Сначала было слышно только наше дыхание - частое, неровное из-за сжимающего горло страха. Постепенно оно сливалось с рокотом каменного шара, становилось всё громче и крепче, к нему примешивались невнятный шёпот и свист; оно росло, ширилось, множилось; теперь оно пронизывало стены, дышало из коридора и боковых комнат - сами стены и пустота дышали... Фисхе что-то забормотала, и воздух в гробнице заплясал, затрясся, рассыпался сотнями вздохов: это мёртвые отвечали ей...
- Они здесь, - прошептала Фисхе, покачиваясь из стороны в сторону, глаза её были закрыты. - Я слышу голос Одноглазого Лиу... и Выдра-Нотти тоже пришла...
Голоса предков шелестели, наполняя всё моё тело дрожью и звоном - я слышала Их, но не разбирала слов.
- Спроси их о Гвэме, - попросила я Фисхе робко, - когда он вернётся домой?
Старуха молча кивнула и продолжила перекатывать шар.

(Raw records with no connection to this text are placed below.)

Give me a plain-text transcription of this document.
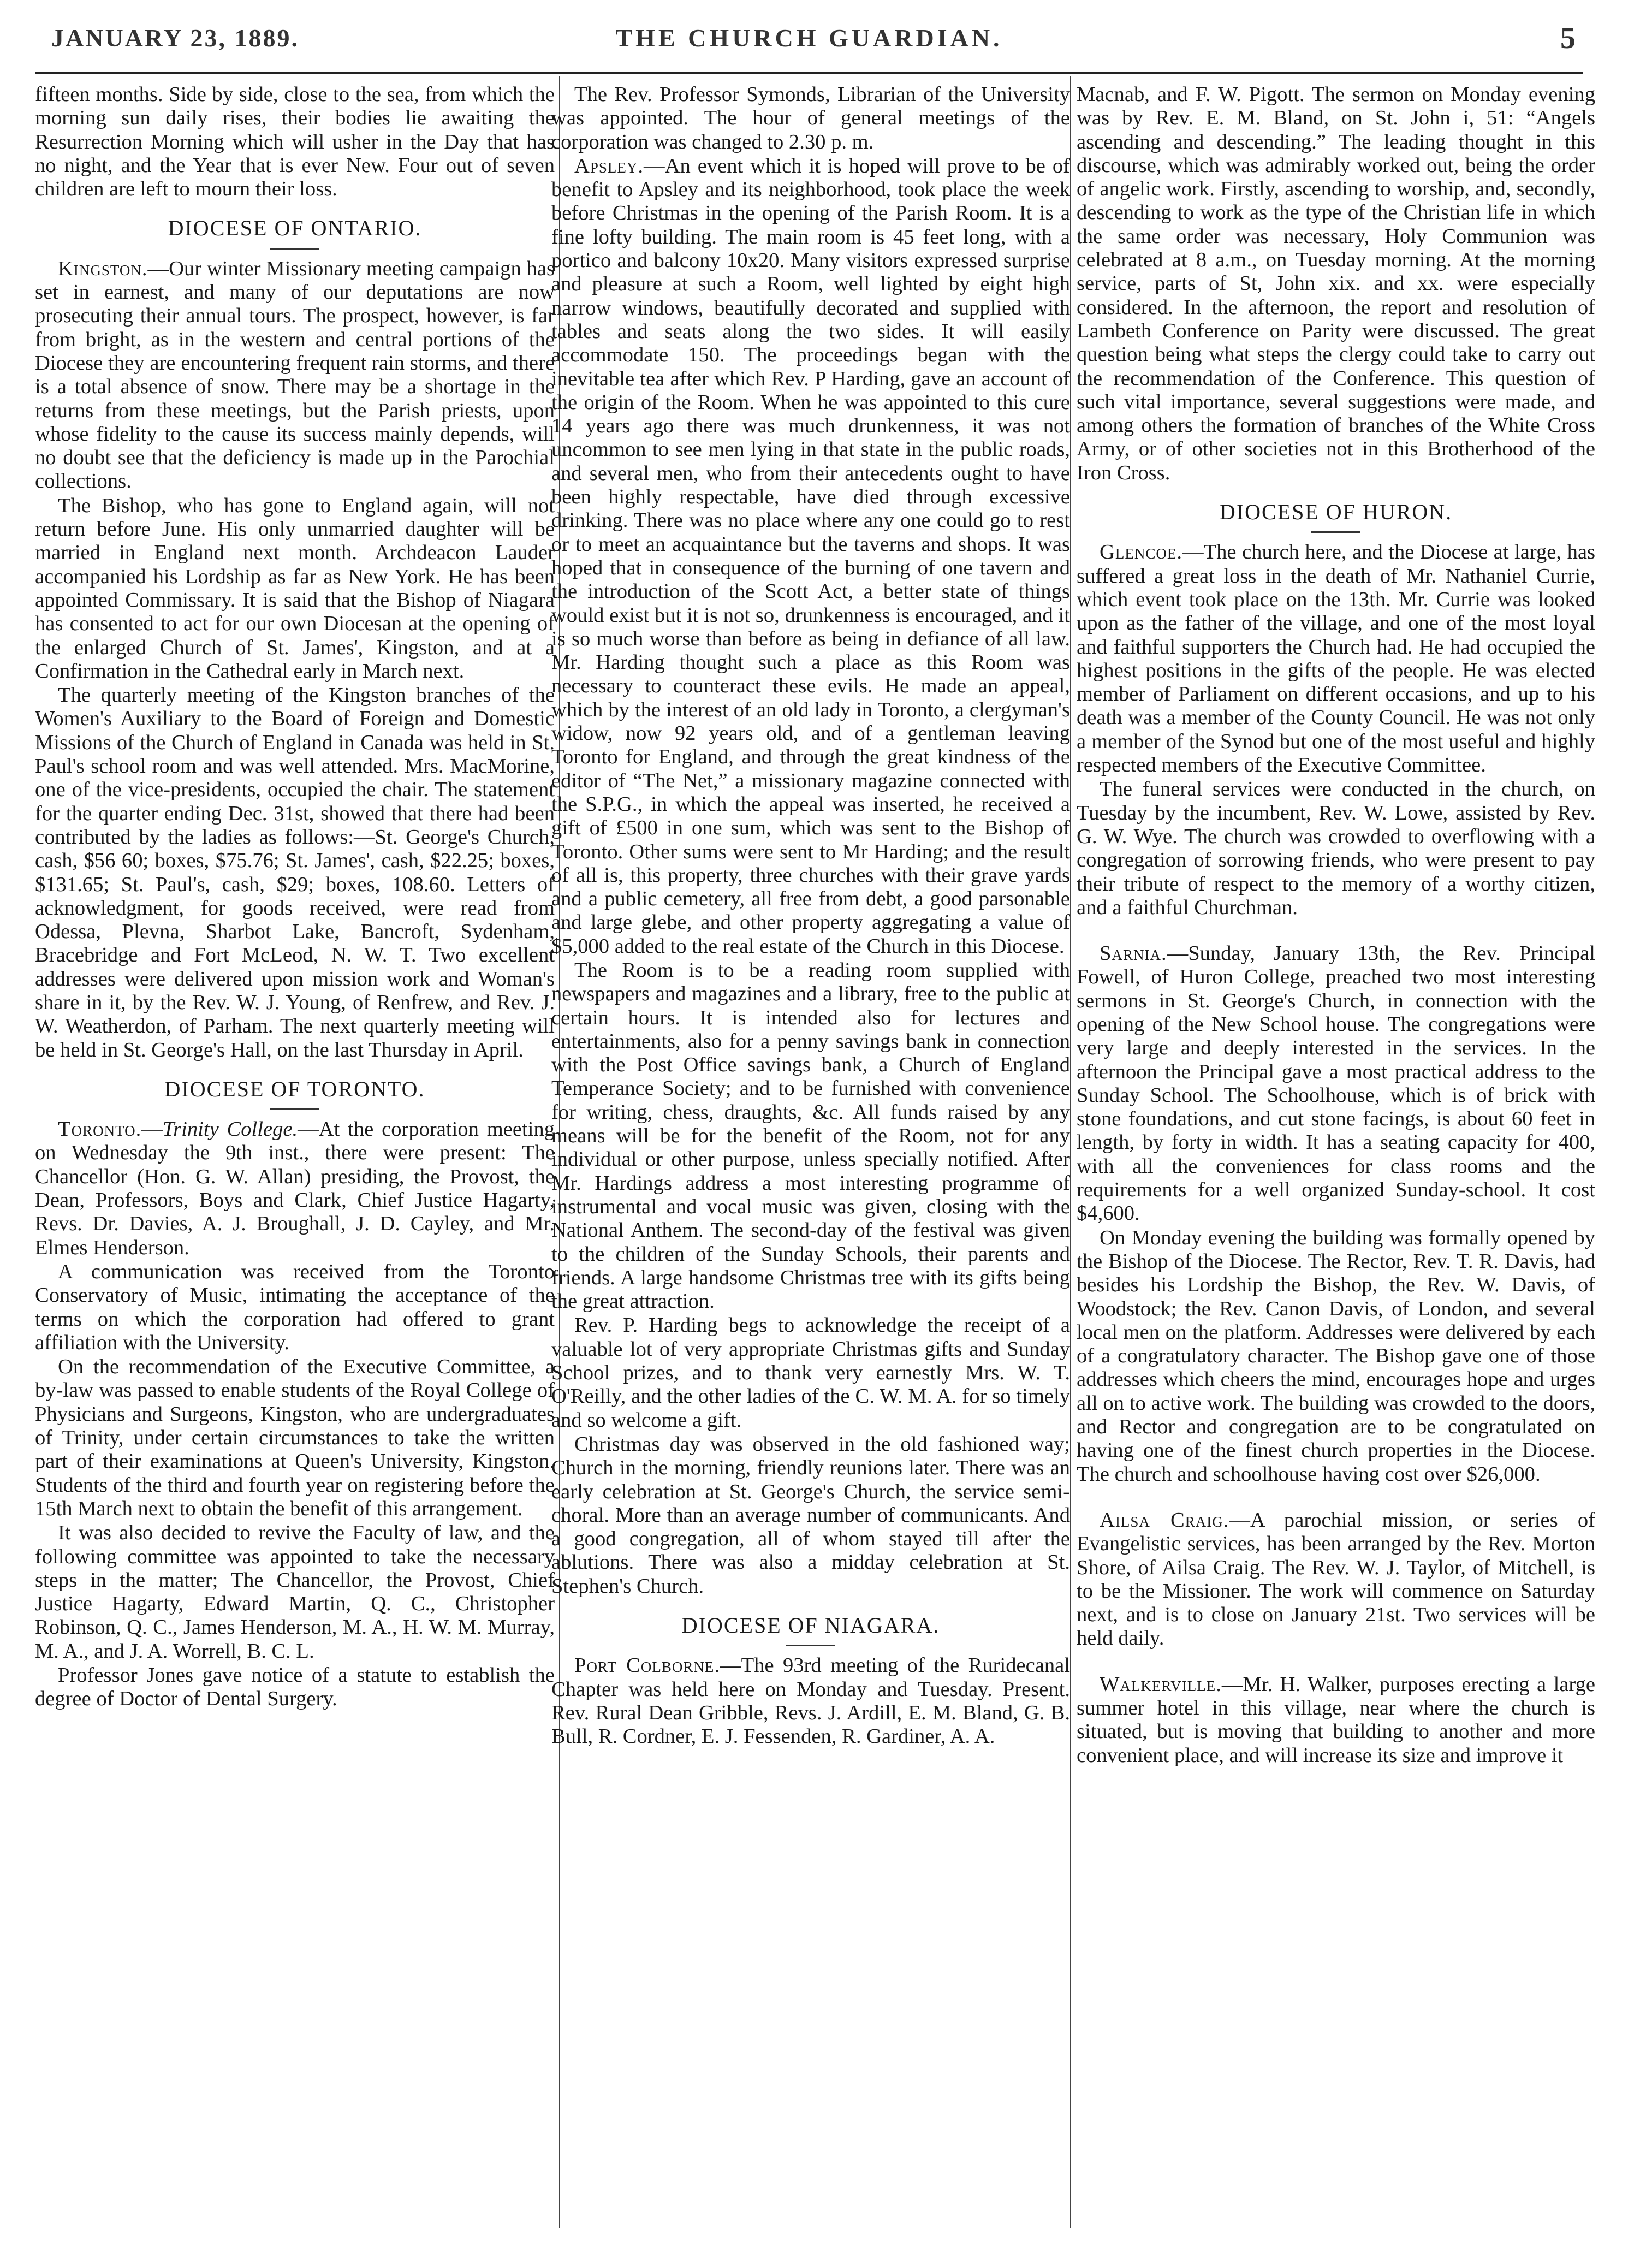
JANUARY 23, 1889.	THE CHURCH GUARDIAN.	5

fifteen months. Side by side, close to the sea, from which the morning sun daily rises, their bodies lie awaiting the Resurrection Morning which will usher in the Day that has no night, and the Year that is ever New. Four out of seven children are left to mourn their loss.

DIOCESE OF ONTARIO.

Kingston.—Our winter Missionary meeting campaign has set in earnest, and many of our deputations are now prosecuting their annual tours. The prospect, however, is far from bright, as in the western and central portions of the Diocese they are encountering frequent rain storms, and there is a total absence of snow. There may be a shortage in the returns from these meetings, but the Parish priests, upon whose fidelity to the cause its success mainly depends, will no doubt see that the deficiency is made up in the Parochial collections.

The Bishop, who has gone to England again, will not return before June. His only unmarried daughter will be married in England next month. Archdeacon Lauder accompanied his Lordship as far as New York. He has been appointed Commissary. It is said that the Bishop of Niagara has consented to act for our own Diocesan at the opening of the enlarged Church of St. James', Kingston, and at a Confirmation in the Cathedral early in March next.

The quarterly meeting of the Kingston branches of the Women's Auxiliary to the Board of Foreign and Domestic Missions of the Church of England in Canada was held in St. Paul's school room and was well attended. Mrs. MacMorine, one of the vice-presidents, occupied the chair. The statement for the quarter ending Dec. 31st, showed that there had been contributed by the ladies as follows:—St. George's Church, cash, $56 60; boxes, $75.76; St. James', cash, $22.25; boxes, $131.65; St. Paul's, cash, $29; boxes, 108.60. Letters of acknowledgment, for goods received, were read from Odessa, Plevna, Sharbot Lake, Bancroft, Sydenham, Bracebridge and Fort McLeod, N. W. T. Two excellent addresses were delivered upon mission work and Woman's share in it, by the Rev. W. J. Young, of Renfrew, and Rev. J. W. Weatherdon, of Parham. The next quarterly meeting will be held in St. George's Hall, on the last Thursday in April.

DIOCESE OF TORONTO.

Toronto.—Trinity College.—At the corporation meeting on Wednesday the 9th inst., there were present: The Chancellor (Hon. G. W. Allan) presiding, the Provost, the Dean, Professors, Boys and Clark, Chief Justice Hagarty, Revs. Dr. Davies, A. J. Broughall, J. D. Cayley, and Mr. Elmes Henderson.

A communication was received from the Toronto Conservatory of Music, intimating the acceptance of the terms on which the corporation had offered to grant affiliation with the University.

On the recommendation of the Executive Committee, a by-law was passed to enable students of the Royal College of Physicians and Surgeons, Kingston, who are undergraduates of Trinity, under certain circumstances to take the written part of their examinations at Queen's University, Kingston. Students of the third and fourth year on registering before the 15th March next to obtain the benefit of this arrangement.

It was also decided to revive the Faculty of law, and the following committee was appointed to take the necessary steps in the matter; The Chancellor, the Provost, Chief Justice Hagarty, Edward Martin, Q. C., Christopher Robinson, Q. C., James Henderson, M. A., H. W. M. Murray, M. A., and J. A. Worrell, B. C. L.

Professor Jones gave notice of a statute to establish the degree of Doctor of Dental Surgery.

The Rev. Professor Symonds, Librarian of the University was appointed. The hour of general meetings of the corporation was changed to 2.30 p. m.

Apsley.—An event which it is hoped will prove to be of benefit to Apsley and its neighborhood, took place the week before Christmas in the opening of the Parish Room. It is a fine lofty building. The main room is 45 feet long, with a portico and balcony 10x20. Many visitors expressed surprise and pleasure at such a Room, well lighted by eight high narrow windows, beautifully decorated and supplied with tables and seats along the two sides. It will easily accommodate 150. The proceedings began with the inevitable tea after which Rev. P Harding, gave an account of the origin of the Room. When he was appointed to this cure 14 years ago there was much drunkenness, it was not uncommon to see men lying in that state in the public roads, and several men, who from their antecedents ought to have been highly respectable, have died through excessive drinking. There was no place where any one could go to rest or to meet an acquaintance but the taverns and shops. It was hoped that in consequence of the burning of one tavern and the introduction of the Scott Act, a better state of things would exist but it is not so, drunkenness is encouraged, and it is so much worse than before as being in defiance of all law. Mr. Harding thought such a place as this Room was necessary to counteract these evils. He made an appeal, which by the interest of an old lady in Toronto, a clergyman's widow, now 92 years old, and of a gentleman leaving Toronto for England, and through the great kindness of the editor of “The Net,” a missionary magazine connected with the S.P.G., in which the appeal was inserted, he received a gift of £500 in one sum, which was sent to the Bishop of Toronto. Other sums were sent to Mr Harding; and the result of all is, this property, three churches with their grave yards and a public cemetery, all free from debt, a good parsonable and large glebe, and other property aggregating a value of $5,000 added to the real estate of the Church in this Diocese.

The Room is to be a reading room supplied with newspapers and magazines and a library, free to the public at certain hours. It is intended also for lectures and entertainments, also for a penny savings bank in connection with the Post Office savings bank, a Church of England Temperance Society; and to be furnished with convenience for writing, chess, draughts, &c. All funds raised by any means will be for the benefit of the Room, not for any individual or other purpose, unless specially notified. After Mr. Hardings address a most interesting programme of instrumental and vocal music was given, closing with the National Anthem. The second-day of the festival was given to the children of the Sunday Schools, their parents and friends. A large handsome Christmas tree with its gifts being the great attraction.

Rev. P. Harding begs to acknowledge the receipt of a valuable lot of very appropriate Christmas gifts and Sunday School prizes, and to thank very earnestly Mrs. W. T. O'Reilly, and the other ladies of the C. W. M. A. for so timely and so welcome a gift.

Christmas day was observed in the old fashioned way; Church in the morning, friendly reunions later. There was an early celebration at St. George's Church, the service semi-choral. More than an average number of communicants. And a good congregation, all of whom stayed till after the ablutions. There was also a midday celebration at St. Stephen's Church.

DIOCESE OF NIAGARA.

Port Colborne.—The 93rd meeting of the Ruridecanal Chapter was held here on Monday and Tuesday. Present. Rev. Rural Dean Gribble, Revs. J. Ardill, E. M. Bland, G. B. Bull, R. Cordner, E. J. Fessenden, R. Gardiner, A. A.

Macnab, and F. W. Pigott. The sermon on Monday evening was by Rev. E. M. Bland, on St. John i, 51: “Angels ascending and descending.” The leading thought in this discourse, which was admirably worked out, being the order of angelic work. Firstly, ascending to worship, and, secondly, descending to work as the type of the Christian life in which the same order was necessary, Holy Communion was celebrated at 8 a.m., on Tuesday morning. At the morning service, parts of St, John xix. and xx. were especially considered. In the afternoon, the report and resolution of Lambeth Conference on Parity were discussed. The great question being what steps the clergy could take to carry out the recommendation of the Conference. This question of such vital importance, several suggestions were made, and among others the formation of branches of the White Cross Army, or of other societies not in this Brotherhood of the Iron Cross.

DIOCESE OF HURON.

Glencoe.—The church here, and the Diocese at large, has suffered a great loss in the death of Mr. Nathaniel Currie, which event took place on the 13th. Mr. Currie was looked upon as the father of the village, and one of the most loyal and faithful supporters the Church had. He had occupied the highest positions in the gifts of the people. He was elected member of Parliament on different occasions, and up to his death was a member of the County Council. He was not only a member of the Synod but one of the most useful and highly respected members of the Executive Committee.

The funeral services were conducted in the church, on Tuesday by the incumbent, Rev. W. Lowe, assisted by Rev. G. W. Wye. The church was crowded to overflowing with a congregation of sorrowing friends, who were present to pay their tribute of respect to the memory of a worthy citizen, and a faithful Churchman.

Sarnia.—Sunday, January 13th, the Rev. Principal Fowell, of Huron College, preached two most interesting sermons in St. George's Church, in connection with the opening of the New School house. The congregations were very large and deeply interested in the services. In the afternoon the Principal gave a most practical address to the Sunday School. The Schoolhouse, which is of brick with stone foundations, and cut stone facings, is about 60 feet in length, by forty in width. It has a seating capacity for 400, with all the conveniences for class rooms and the requirements for a well organized Sunday-school. It cost $4,600.

On Monday evening the building was formally opened by the Bishop of the Diocese. The Rector, Rev. T. R. Davis, had besides his Lordship the Bishop, the Rev. W. Davis, of Woodstock; the Rev. Canon Davis, of London, and several local men on the platform. Addresses were delivered by each of a congratulatory character. The Bishop gave one of those addresses which cheers the mind, encourages hope and urges all on to active work. The building was crowded to the doors, and Rector and congregation are to be congratulated on having one of the finest church properties in the Diocese. The church and schoolhouse having cost over $26,000.

Ailsa Craig.—A parochial mission, or series of Evangelistic services, has been arranged by the Rev. Morton Shore, of Ailsa Craig. The Rev. W. J. Taylor, of Mitchell, is to be the Missioner. The work will commence on Saturday next, and is to close on January 21st. Two services will be held daily.

Walkerville.—Mr. H. Walker, purposes erecting a large summer hotel in this village, near where the church is situated, but is moving that building to another and more convenient place, and will increase its size and improve it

Воздух и пол трепетали от этих мерных движений.
- Они говорят, что он вернётся скоро... Очень скоро... Когда стихнет ветер. У Руты родится дочь... Появится на полной луне - приготовьте подношения... Туман, туман, цепкий и липкий... Всё в тумане... Роса на зелёных всходах - бойтесь чёрных жуков! Кыш, кыш, кыш!
Голоса зашикали и разлетелись по всему залу, взметнув мои волосы. В дальних коридорах беспокойно заохали. Фисхе начала трястись - я обхватила её лицо руками и прижала к себе.
- Нам пора уходить! Скоро погаснет лампа.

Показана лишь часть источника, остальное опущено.